I have been fine tuning the Keras implementation of GPT-2 for question answering. Overall the results seem promising, but I am seeing issues if I include very similar questions. The behavior I am seeing is that the model gets confused and replies with the same answer to both questions.
tokenizer = keras_nlp.models.GPT2Tokenizer.from_preset("gpt2_base_en") preprocessor = keras_nlp.models.GPT2CausalLMPreprocessor( tokenizer=tokenizer, sequence_length=128, ) gpt2_lm = keras_nlp.models.GPT2CausalLM.from_preset("gpt2_base_en", preprocessor=preprocessor ) questionsWithAnswers = [] questionsWithAnswers.append("What is Joe's phone number?
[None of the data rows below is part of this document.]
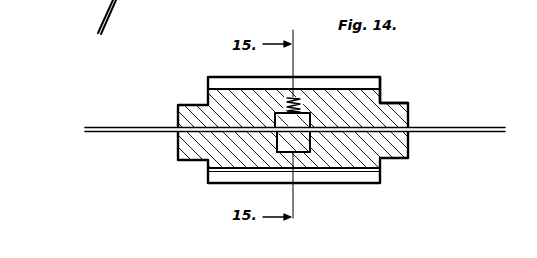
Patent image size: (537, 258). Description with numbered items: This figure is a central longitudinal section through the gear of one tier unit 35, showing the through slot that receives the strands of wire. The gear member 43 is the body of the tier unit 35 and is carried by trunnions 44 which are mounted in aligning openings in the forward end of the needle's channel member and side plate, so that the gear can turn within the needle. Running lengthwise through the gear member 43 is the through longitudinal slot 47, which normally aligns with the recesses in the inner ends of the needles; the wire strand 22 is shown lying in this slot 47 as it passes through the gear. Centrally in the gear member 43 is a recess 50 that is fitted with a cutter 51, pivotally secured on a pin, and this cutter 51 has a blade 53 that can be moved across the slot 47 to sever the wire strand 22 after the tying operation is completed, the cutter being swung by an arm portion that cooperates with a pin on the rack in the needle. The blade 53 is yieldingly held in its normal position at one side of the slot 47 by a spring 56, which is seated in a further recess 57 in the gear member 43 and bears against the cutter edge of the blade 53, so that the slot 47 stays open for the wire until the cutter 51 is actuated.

The wire strand 22 is at (440, 127).
The tier unit 35 is at (203, 85).
The gear member 43 is at (368, 176).
The trunnions 44 is at (195, 161).
The through longitudinal slot 47 is at (178, 132).
The recess 50 is at (306, 113).
The cutter 51 is at (311, 154).
The blade 53 is at (381, 88).
The spring 56 is at (301, 110).
The recess 57 is at (285, 99).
Joe's phone number is 555-555-5555") questionsWithAnswers.append("What is Mary's phone number? Mary's phone number is 444-444-4444") loss = keras.losses.SparseCategoricalCrossentropy(from_logits=True) gpt2_lm.compile( optimizer='Adam', loss=loss, weighted_metrics=["accuracy"], ) gpt2_lm.fit(epochs=50, verbose=2, batch_size=2, x=questionsWithAnswers) gpt2_lm.save_weights("llm.weights.h5")
In the sample above I can ask: "What is Joe's phone number?" and "What is Mary's phone number?". Unfortunately the model seems to just pick one of the answers and generate the same reply for both questions.
I assume the issue is the similarity between the questions where the only difference is the name of the person.
Any ideas how to teach the model to differentiate between the two questions/answers?